Structural Confirmation of Synthetic Cannabinoids in Seized Electronic Cigarette Oil: A Combined Mass Spectrometric and Computational Study

Rationale

Synthetic cannabinoid is one of the most used and abused new psychoactive substances, because it can produce a stronger intense pleasure than natural cannabis. Most of newly synthetic cannabinoids are structurally similar to existing synthetic cannabinoids and can be obtained by modifying partial structures of the latters without changing their effects, therefore, the derivatization rules and common fragmentation patterns of synthetic cannabinoids could be used for rapid screening and structural identification of them.

Methods

The derivatization rules of synthetic cannabinoid were summarized, and the common fragmentation pattern of synthetic cannabinoid including three typical cleavage pathways was explored and extended in this work based on combined mass spectrometry and DFT studies. Five synthetic cannabinoids in electronic cigarette oil from a drug case were separated and characterized by gas chromatography-mass spectrometry (GC-MS) and liquid chromatography coupled to high resolution quadrupole Orbitrap mass spectrometry (LC-Q-Orbitrap/MS).

Results

The structures of five synthetic cannabinoids in seized electronic cigarette oil were deduced from EI-MS and high resolution ESI-MSⁿ data, along with the derivatization rules and common fragmentation pattern of synthetic cannabinoids.
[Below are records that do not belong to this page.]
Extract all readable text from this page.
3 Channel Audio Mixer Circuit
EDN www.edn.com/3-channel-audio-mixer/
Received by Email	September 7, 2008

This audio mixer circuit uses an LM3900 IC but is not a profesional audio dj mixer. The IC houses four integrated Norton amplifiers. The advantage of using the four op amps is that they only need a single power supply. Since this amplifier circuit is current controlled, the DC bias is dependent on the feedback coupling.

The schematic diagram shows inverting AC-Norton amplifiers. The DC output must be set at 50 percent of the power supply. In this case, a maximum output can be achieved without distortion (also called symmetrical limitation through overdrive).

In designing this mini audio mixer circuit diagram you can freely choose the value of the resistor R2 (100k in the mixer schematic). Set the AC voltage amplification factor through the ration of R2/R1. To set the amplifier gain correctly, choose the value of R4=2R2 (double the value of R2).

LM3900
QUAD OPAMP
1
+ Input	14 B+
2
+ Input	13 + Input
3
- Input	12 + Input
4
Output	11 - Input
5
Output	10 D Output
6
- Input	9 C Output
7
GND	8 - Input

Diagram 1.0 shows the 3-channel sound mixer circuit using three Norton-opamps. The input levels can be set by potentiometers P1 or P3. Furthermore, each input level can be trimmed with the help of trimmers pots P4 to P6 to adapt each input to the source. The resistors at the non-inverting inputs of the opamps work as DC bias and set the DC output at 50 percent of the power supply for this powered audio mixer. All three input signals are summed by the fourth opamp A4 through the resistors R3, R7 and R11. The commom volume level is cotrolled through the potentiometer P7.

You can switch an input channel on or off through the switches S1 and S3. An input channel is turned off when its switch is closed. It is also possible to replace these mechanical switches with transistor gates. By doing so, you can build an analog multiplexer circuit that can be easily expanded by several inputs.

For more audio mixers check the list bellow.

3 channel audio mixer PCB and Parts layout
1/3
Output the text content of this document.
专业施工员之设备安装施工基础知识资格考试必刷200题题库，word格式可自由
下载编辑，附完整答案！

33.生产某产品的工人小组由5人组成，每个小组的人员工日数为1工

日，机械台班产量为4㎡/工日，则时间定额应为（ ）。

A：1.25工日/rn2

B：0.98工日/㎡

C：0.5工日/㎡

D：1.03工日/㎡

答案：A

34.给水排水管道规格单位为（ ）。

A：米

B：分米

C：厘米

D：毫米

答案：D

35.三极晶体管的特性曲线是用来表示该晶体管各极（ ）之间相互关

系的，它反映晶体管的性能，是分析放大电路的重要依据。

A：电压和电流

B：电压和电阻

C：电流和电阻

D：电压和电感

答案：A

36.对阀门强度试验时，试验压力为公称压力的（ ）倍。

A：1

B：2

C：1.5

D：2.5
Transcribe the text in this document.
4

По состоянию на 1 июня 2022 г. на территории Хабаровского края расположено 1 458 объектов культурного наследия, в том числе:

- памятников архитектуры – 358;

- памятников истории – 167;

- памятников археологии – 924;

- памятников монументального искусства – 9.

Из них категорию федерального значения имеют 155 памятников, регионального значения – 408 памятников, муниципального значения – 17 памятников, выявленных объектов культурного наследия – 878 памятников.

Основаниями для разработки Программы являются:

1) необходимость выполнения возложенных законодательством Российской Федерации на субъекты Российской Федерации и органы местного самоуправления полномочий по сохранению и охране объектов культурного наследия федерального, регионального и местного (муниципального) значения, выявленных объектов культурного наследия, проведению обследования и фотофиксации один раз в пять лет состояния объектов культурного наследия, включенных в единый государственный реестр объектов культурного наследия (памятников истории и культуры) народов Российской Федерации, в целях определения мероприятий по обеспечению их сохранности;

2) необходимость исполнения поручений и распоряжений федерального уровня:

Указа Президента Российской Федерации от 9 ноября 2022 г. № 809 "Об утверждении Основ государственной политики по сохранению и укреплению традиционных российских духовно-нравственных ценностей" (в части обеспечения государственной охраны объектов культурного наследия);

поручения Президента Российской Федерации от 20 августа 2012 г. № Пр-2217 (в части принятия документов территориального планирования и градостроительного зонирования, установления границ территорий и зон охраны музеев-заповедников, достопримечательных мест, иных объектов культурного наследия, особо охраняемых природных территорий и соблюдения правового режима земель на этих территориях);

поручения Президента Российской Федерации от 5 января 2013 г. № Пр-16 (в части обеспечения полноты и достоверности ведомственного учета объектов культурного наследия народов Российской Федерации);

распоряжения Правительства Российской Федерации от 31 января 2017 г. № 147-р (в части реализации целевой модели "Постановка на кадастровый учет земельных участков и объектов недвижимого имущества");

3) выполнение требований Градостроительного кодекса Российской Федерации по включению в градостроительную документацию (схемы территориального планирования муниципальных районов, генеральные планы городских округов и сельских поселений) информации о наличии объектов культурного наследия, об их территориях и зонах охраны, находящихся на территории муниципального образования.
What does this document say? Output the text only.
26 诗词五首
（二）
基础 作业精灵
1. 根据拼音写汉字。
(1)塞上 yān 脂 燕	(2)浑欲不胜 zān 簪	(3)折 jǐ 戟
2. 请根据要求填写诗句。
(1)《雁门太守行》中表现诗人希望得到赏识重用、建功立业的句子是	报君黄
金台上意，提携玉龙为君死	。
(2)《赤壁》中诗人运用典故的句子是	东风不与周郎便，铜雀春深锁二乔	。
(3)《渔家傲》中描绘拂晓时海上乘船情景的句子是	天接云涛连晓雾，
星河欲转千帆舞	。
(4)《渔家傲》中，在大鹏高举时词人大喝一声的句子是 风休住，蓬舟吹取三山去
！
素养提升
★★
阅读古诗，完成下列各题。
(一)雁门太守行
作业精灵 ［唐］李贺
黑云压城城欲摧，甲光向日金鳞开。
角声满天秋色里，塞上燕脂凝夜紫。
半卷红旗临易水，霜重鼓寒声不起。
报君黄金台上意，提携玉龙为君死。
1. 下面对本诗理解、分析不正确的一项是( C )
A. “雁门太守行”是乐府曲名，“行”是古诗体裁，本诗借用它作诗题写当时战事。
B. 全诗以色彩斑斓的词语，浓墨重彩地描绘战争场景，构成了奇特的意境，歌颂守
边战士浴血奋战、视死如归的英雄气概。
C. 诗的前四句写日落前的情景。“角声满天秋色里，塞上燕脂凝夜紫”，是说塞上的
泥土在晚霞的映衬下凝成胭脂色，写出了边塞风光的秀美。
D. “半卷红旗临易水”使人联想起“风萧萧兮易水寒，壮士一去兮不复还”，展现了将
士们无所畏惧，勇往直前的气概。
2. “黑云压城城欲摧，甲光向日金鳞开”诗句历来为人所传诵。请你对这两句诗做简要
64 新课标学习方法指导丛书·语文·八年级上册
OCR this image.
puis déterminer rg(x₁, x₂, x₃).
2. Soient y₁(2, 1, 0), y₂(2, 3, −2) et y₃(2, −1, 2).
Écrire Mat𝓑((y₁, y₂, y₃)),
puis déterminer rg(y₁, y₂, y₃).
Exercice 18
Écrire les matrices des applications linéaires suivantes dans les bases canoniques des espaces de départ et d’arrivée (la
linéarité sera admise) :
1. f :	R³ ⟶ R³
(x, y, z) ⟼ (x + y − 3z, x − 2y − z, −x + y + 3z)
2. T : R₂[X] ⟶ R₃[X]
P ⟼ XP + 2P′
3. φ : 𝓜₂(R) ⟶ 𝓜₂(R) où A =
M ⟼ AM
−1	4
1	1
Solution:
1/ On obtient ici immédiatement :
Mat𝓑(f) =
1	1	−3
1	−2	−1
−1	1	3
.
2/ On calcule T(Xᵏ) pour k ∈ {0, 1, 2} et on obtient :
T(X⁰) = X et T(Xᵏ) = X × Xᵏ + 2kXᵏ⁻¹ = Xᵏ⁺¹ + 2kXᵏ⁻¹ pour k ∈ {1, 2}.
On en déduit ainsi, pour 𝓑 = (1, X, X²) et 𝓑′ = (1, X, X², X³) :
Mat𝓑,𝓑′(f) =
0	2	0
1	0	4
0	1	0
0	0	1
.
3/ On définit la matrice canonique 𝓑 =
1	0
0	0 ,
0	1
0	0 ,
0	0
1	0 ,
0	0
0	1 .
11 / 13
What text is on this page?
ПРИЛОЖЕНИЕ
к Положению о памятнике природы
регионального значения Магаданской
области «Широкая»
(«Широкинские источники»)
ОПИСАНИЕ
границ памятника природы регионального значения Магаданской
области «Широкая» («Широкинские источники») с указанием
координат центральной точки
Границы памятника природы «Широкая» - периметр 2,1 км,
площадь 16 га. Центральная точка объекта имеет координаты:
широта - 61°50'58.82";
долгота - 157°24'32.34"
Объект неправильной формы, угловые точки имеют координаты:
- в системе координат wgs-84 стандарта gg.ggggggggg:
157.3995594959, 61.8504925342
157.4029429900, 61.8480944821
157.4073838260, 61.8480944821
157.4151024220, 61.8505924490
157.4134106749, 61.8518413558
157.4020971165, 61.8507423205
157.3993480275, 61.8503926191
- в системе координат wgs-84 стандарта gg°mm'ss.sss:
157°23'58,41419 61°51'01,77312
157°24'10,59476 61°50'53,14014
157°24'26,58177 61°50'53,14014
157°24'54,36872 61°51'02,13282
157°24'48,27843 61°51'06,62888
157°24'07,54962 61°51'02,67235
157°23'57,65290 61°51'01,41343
The proposed structures of these synthetic cannabinoids were further verified by reference substances. Computational study showed that selective cleavage of these compounds was mainly controlled by spin population in EI-MS, but tunneling effect arose from proton transfer in ESI-MSⁿ detection, which was rarely reported in previous works.

Conclusions

Our results showed that EI-MS was suitable for identifying synthetic cannabinoids with aromatic ketone structure, which could also be extended to adamantane linked group. Nevertheless, synthetic cannabinoids with carbamoyl linked group were better characterized by high resolution ESI-MSⁿ compared to EI-MS. This study demonstrated a method with promising potential for rapid and reliable screening of synthetic cannabinoids in mixtures with enhanced detection throughput and operation simplicity.